Haddie’s jaw tensed. “Wait. Have you looked at Mark Colman’s finances? Didn’t you see how little he, well his wife, paid for that house? And his business in Portland, it’s a fake address —”
His tone became more aggressive. “Ms. Dawson. Is this an inquiry from the defense attorney or her over-zealous intern?”
“We are looking more carefully —” Than the police did. Haddie stopped herself. Insinuating their incompetence would not get her the phone records, or anything else for that matter. “At the disparity between Mark Colman’s income and expenditures, as well as his business connections. I’m just hoping you might have more to offer on these topics.”
“If it was relevant, it was in our reports.”
Infuriating man. “Those reports are fairly thin. You still haven’t said if you investigated Mark Colman’s finances further.” If he wasn’t determined to find Mel guilty, he seemed to have no interest in following other leads.
“We’ve done our work, Ms Dawson. It’s up to the DA now. Put your inquiries through them. Just make sure you stay inside the lines during your investigation.” She could hear tapping in the background. “Your mother died when you were a child, in ’96? And your father, Ms.
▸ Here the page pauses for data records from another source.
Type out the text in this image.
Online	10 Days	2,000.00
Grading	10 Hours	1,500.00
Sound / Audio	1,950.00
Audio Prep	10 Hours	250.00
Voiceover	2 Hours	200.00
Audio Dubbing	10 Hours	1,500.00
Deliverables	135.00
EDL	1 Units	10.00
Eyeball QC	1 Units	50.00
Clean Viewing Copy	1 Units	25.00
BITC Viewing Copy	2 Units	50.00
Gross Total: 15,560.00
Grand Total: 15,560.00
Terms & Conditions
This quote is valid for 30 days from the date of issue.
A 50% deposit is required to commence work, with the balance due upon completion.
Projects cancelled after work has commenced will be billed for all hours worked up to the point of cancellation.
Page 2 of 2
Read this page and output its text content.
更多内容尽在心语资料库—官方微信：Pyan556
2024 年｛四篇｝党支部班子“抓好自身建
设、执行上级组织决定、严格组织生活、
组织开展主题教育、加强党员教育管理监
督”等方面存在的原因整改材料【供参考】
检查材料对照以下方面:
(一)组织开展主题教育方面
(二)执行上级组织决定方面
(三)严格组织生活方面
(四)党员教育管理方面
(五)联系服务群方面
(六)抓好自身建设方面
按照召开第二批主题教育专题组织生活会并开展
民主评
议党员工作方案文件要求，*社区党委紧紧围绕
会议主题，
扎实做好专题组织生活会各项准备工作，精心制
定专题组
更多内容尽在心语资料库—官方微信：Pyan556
Dawson, he was born in Nampa, Idaho in 1971?”
The back of Haddie’s neck chilled. “Yes.” How did he know? All of this was on record, but why did he care?
“And he was adopted by a Ben and Laurel Dawson, deceased in ’78 and ’89, respectively?”
“Yes.” Haddie raised her eyebrows and took in a breath. “Why are you looking up my family?”
There was a pause, then a single click on keyboard. “I like to know who I’m dealing with, Ms. Dawson. Stay inside the lines.”
The connection cut off. Was this meant to threaten her somehow? How far would Cooper dig? She’d need to mention this to Dad. No, she couldn’t.
The phone still pressed against her ear, Haddie let out her breath. Shaking, she returned the phone to its cradle and pressed her fingers against the table. Her father’s history terrified her. No. What she didn’t know about it terrified her. Did that mean she didn’t think he was insane? Elbows on the counter, she pressed her face into her hands. Dad made this all worse — distracted her. But how could she ignore it? And — Detective Cooper? How had she let that devolve?
She took a deep breath and forced her concerns into a small pile. I’m not going to let these feelings own me. Dig in. She had work to do.
First, she had to call back and get records on the phone.